- South Korea

Information
- Type: Public Specialized High School
- Motto: "Be the Bridge to the Future"
- Established: March 2011
- Principal: Py, Young Ro (피영로)
- Staff: 72 (2026)
- Grades: 10–12
- Enrollment: 589 (2026)
- Language: Korean, English, Spanish, Japanese, Chinese
- Sources:

= Goyang Global High School =

High school in Goyang, South Korea

Goyang Global High School is a high school in Gyeonggi Province, Goyang City, South Korea. The school opened in 2011.

Goyang Global High School offers a curriculum oriented toward Korean university admissions. The school’s published curriculum currently lists specialized international-studies courses such as international politics, macroeconomics, and social inquiry methods, but does not include Advanced Placement (AP) courses or a separate overseas university preparation track.

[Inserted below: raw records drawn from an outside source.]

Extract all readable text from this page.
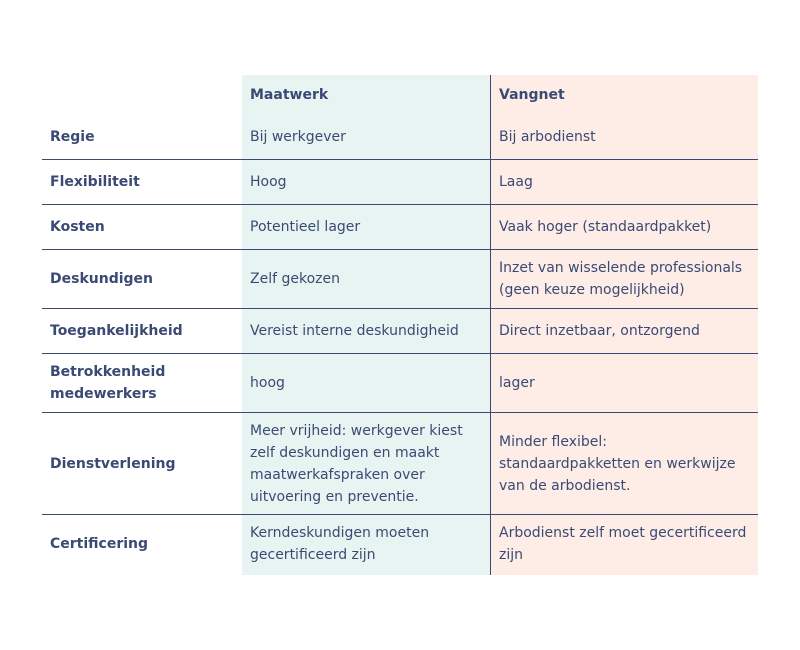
	Maatwerk	Vangnet
Regie	Bij werkgever	Bij arbodienst
Flexibiliteit	Hoog	Laag
Kosten	Potentieel lager	Vaak hoger (standaardpakket)
Deskundigen	Zelf gekozen	Inzet van wisselende professionals (geen keuze mogelijkheid)
Toegankelijkheid	Vereist interne deskundigheid	Direct inzetbaar, ontzorgend
Betrokkenheid medewerkers	hoog	lager
Dienstverlening	Meer vrijheid: werkgever kiest zelf deskundigen en maakt maatwerkafspraken over uitvoering en preventie.	Minder flexibel: standaardpakketten en werkwijze van de arbodienst.
Certificering	Kerndeskundigen moeten gecertificeerd zijn	Arbodienst zelf moet gecertificeerd zijn
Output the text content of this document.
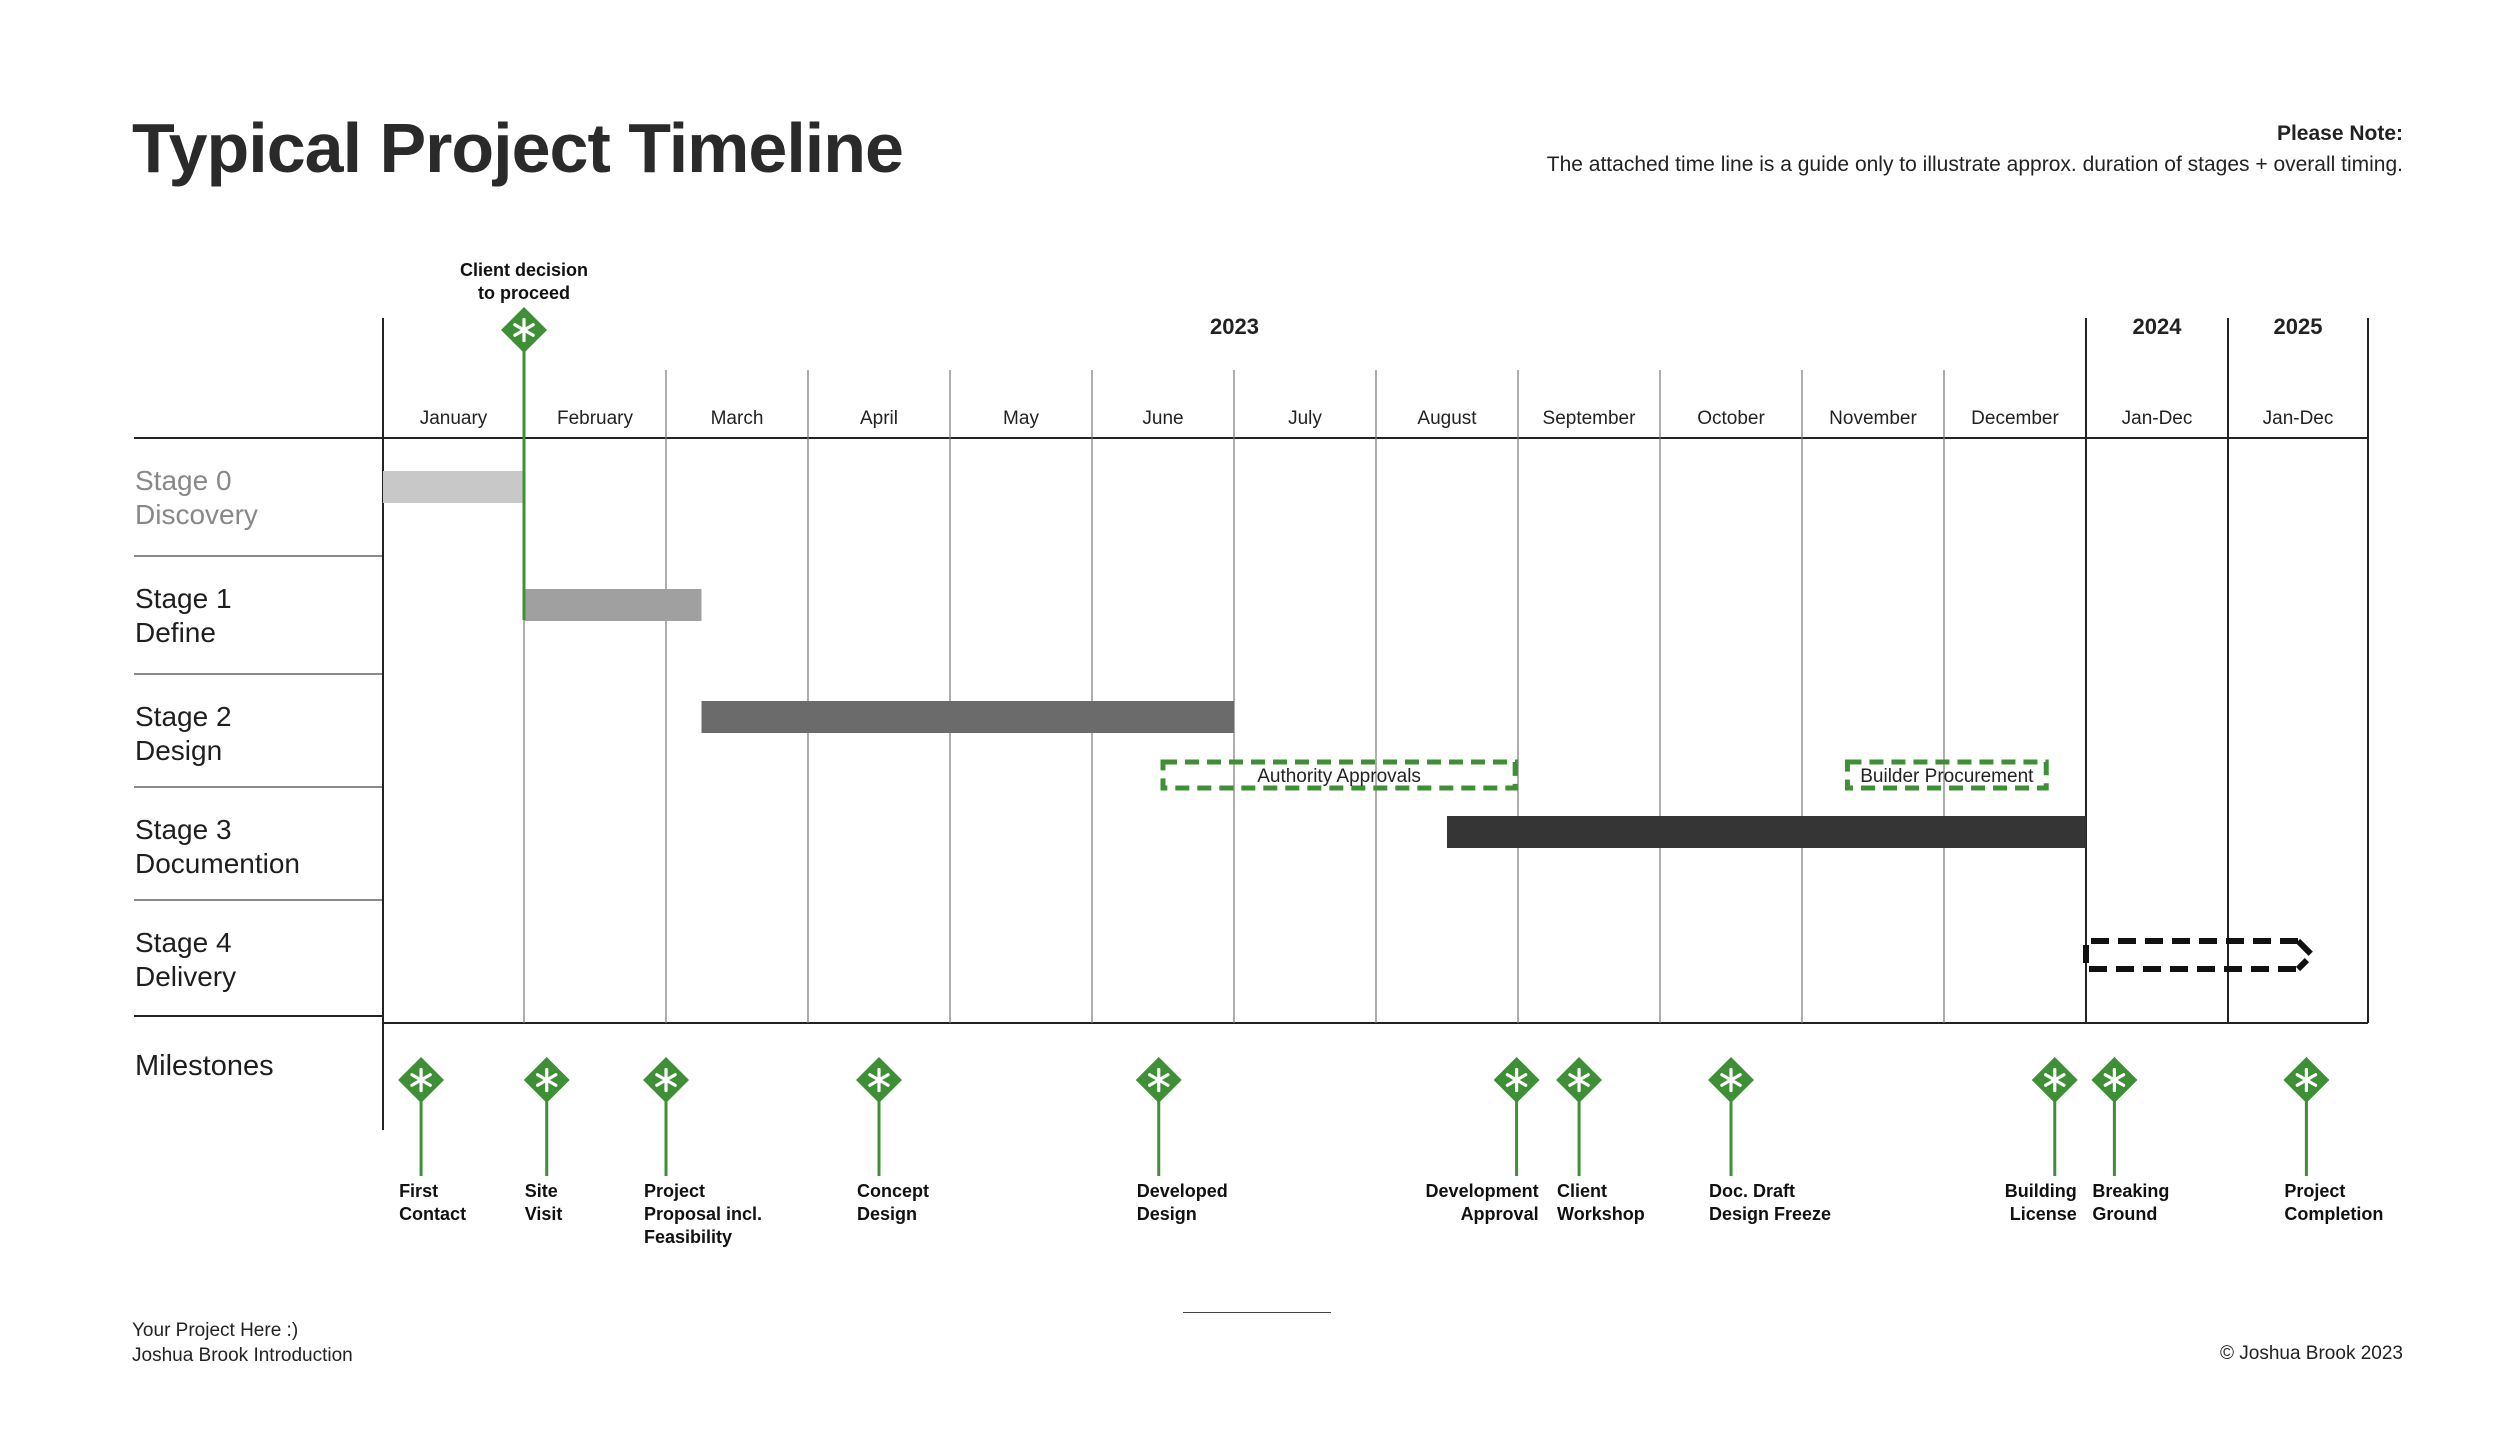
Typical Project Timeline	Please Note:
The attached time line is a guide only to illustrate approx. duration of stages + overall timing.
2023	2024	2025
January	February	March	April	May	June	July	August	September	October	November	December	Jan-Dec	Jan-Dec
Stage 0
Discovery
Stage 1
Define
Stage 2
Design
Stage 3
Documention
Stage 4
Delivery
Milestones
Authority Approvals	Builder Procurement
Client decision
to proceed
First
Contact
Site
Visit
Project
Proposal incl.
Feasibility
Concept
Design
Developed
Design
Development
Approval
Client
Workshop
Doc. Draft
Design Freeze
Building
License
Breaking
Ground
Project
Completion
Your Project Here :)
Joshua Brook Introduction	© Joshua Brook 2023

Goyang Global High School recorded 18 Seoul National University admits in the 2025, which is the highest number among non-Seoul foreign-language and international(global) high schools. In the 2026 early admissions results, the school ranked 12th nationally among Korean high schools, with 13 admitted students.

Goyang Global High School has participated in global exchange programs with overseas schools since its founding in 2011. In 2024, it was selected as a “United Nations Global Academy” school by the Ministry of Patriots and Veterans Affairs and hosted students and teachers from Stroud High School in the United Kingdom for regular classes, cultural activities, historical site visits, and homestays.

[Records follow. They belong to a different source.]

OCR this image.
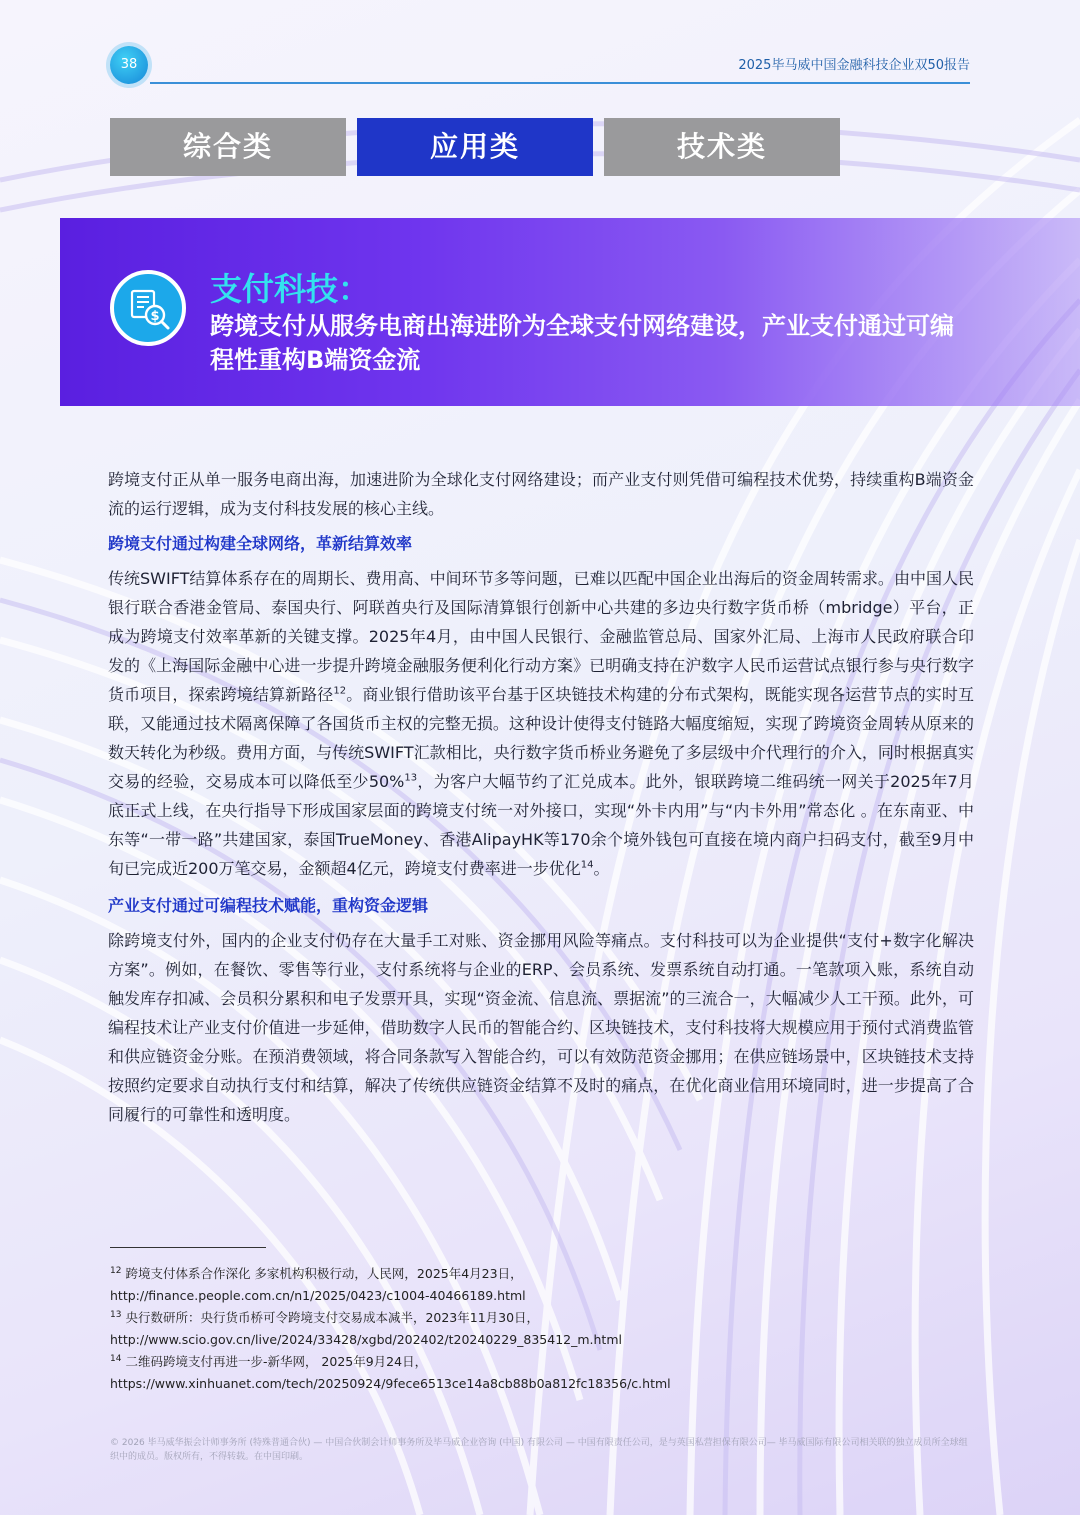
38	2025毕马威中国金融科技企业双50报告
综合类	应用类	技术类
$
支付科技：
跨境支付从服务电商出海进阶为全球支付网络建设，产业支付通过可编程性重构B端资金流

跨境支付正从单一服务电商出海，加速进阶为全球化支付网络建设；而产业支付则凭借可编程技术优势，持续重构B端资金流的运行逻辑，成为支付科技发展的核心主线。

跨境支付通过构建全球网络，革新结算效率

传统SWIFT结算体系存在的周期长、费用高、中间环节多等问题，已难以匹配中国企业出海后的资金周转需求。由中国人民银行联合香港金管局、泰国央行、阿联酋央行及国际清算银行创新中心共建的多边央行数字货币桥（mbridge）平台，正成为跨境支付效率革新的关键支撑。2025年4月，由中国人民银行、金融监管总局、国家外汇局、上海市人民政府联合印发的《上海国际金融中心进一步提升跨境金融服务便利化行动方案》已明确支持在沪数字人民币运营试点银行参与央行数字货币项目，探索跨境结算新路径$^{12}$。商业银行借助该平台基于区块链技术构建的分布式架构，既能实现各运营节点的实时互联，又能通过技术隔离保障了各国货币主权的完整无损。这种设计使得支付链路大幅度缩短，实现了跨境资金周转从原来的数天转化为秒级。费用方面，与传统SWIFT汇款相比，央行数字货币桥业务避免了多层级中介代理行的介入，同时根据真实交易的经验，交易成本可以降低至少50%$^{13}$，为客户大幅节约了汇兑成本。此外，银联跨境二维码统一网关于2025年7月底正式上线，在央行指导下形成国家层面的跨境支付统一对外接口，实现“外卡内用”与“内卡外用”常态化 。在东南亚、中东等“一带一路”共建国家，泰国TrueMoney、香港AlipayHK等170余个境外钱包可直接在境内商户扫码支付，截至9月中旬已完成近200万笔交易，金额超4亿元，跨境支付费率进一步优化$^{14}$。

产业支付通过可编程技术赋能，重构资金逻辑

除跨境支付外，国内的企业支付仍存在大量手工对账、资金挪用风险等痛点。支付科技可以为企业提供“支付+数字化解决方案”。例如，在餐饮、零售等行业，支付系统将与企业的ERP、会员系统、发票系统自动打通。一笔款项入账，系统自动触发库存扣减、会员积分累积和电子发票开具，实现“资金流、信息流、票据流”的三流合一，大幅减少人工干预。此外，可编程技术让产业支付价值进一步延伸，借助数字人民币的智能合约、区块链技术，支付科技将大规模应用于预付式消费监管和供应链资金分账。在预消费领域，将合同条款写入智能合约，可以有效防范资金挪用；在供应链场景中，区块链技术支持按照约定要求自动执行支付和结算，解决了传统供应链资金结算不及时的痛点，在优化商业信用环境同时，进一步提高了合同履行的可靠性和透明度。

$^{12}$ 跨境支付体系合作深化 多家机构积极行动，人民网，2025年4月23日，

http://finance.people.com.cn/n1/2025/0423/c1004-40466189.html

$^{13}$ 央行数研所：央行货币桥可令跨境支付交易成本减半，2023年11月30日，

http://www.scio.gov.cn/live/2024/33428/xgbd/202402/t20240229_835412_m.html

$^{14}$ 二维码跨境支付再进一步-新华网， 2025年9月24日，

https://www.xinhuanet.com/tech/20250924/9fece6513ce14a8cb88b0a812fc18356/c.html

© 2026 毕马威华振会计师事务所 (特殊普通合伙) — 中国合伙制会计师事务所及毕马威企业咨询 (中国) 有限公司 — 中国有限责任公司，是与英国私营担保有限公司— 毕马威国际有限公司相关联的独立成员所全球组织中的成员。版权所有，不得转载。在中国印刷。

The school was also the setting for several episodes of JTBC’s variety program Welcome Back to School in 2015.

In 2018, students and alumni led a successful campaign to prevent two school security guards from being dismissed. Students collected signatures from 541 of the school’s 600 students, and held a press conference calling for the guards to remain employed; the Gyeonggi Provincial Office of Education conceded, stating that the renewal of the guards’ contracts was within the principal’s discretion.